Kasich, a Republican, said there were fundamental flaws in the
sentencing phase for inmate Raymond Tibbetts and ordered him to
serve life in prison without the possibility of parole, the
governor's office said in a statement.
"The defense’s failure to present sufficient mitigating
evidence, coupled with an inaccurate description of Tibbetts’s
childhood by the prosecution, essentially prevented the jury
from making an informed decision about whether Tibbetts deserved
the death penalty," it said.
Tibbetts was convicted for the 1997 murders of his wife, Judith
Crawford, and the couple’s landlord, Fred Hicks.
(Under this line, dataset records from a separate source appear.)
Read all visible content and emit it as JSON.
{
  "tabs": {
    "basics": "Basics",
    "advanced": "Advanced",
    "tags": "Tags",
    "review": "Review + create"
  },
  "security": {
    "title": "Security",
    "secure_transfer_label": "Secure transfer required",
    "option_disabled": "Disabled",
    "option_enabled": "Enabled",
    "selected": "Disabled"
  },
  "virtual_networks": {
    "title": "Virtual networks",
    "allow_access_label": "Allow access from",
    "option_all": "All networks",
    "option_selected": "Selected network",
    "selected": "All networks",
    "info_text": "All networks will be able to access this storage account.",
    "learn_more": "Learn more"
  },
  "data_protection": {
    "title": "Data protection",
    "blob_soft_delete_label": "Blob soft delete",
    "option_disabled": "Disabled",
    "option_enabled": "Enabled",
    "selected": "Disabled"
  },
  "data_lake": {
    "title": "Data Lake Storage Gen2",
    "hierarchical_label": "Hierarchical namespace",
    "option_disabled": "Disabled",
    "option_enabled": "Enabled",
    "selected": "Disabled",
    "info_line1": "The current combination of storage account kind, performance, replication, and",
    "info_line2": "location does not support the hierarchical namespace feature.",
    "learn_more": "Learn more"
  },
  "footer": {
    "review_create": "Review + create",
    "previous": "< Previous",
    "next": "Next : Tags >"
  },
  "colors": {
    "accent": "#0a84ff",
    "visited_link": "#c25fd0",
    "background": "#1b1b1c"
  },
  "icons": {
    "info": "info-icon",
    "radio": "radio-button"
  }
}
He had been
scheduled to die earlier this year but Kasich halted the
execution to consider the letter from former juror Ross Geiger.
In the letter, Geiger said there was no question Tibbetts
committed the murders but factors about the defendant's
upbringing were omitted or distorted by prosecutors in the
trial's sentencing phase.
Geiger said several years after the trial, he read a publicly
available clemency report from 2017 that showed a history of
abandonment for Tibbetts starting at age 2 and that of the four
siblings, one committed suicide, another spent time in prison
and another is essentially homeless.
He faulted the defense team for not calling the one sibling of
Tibbetts who is leading a stable life and was willing to testify
during sentencing about the difficult childhood they all shared.
Geiger said Tibbetts deserves to be in prison but based on what
he knows today, "I would not have recommended the death
penalty."
Erin Barnhart, an attorney for Tibbetts, said the jury was
deprived of crucial information about his client's abusive
upbringing.
"Governor Kasich acted in the interests of fairness and justice
by recognizing that Mr. Tibbetts’ death sentence was
fundamentally unreliable," he said in a statement.
Clemency has been granted in 288 cases since the U.S. Supreme
Court reinstated the death penalty in 1976 with the bulk coming
from states that eventually repealed the death penalty,
according to the non-profit Death Penalty Information Center,
which monitors U.S. capital punishment.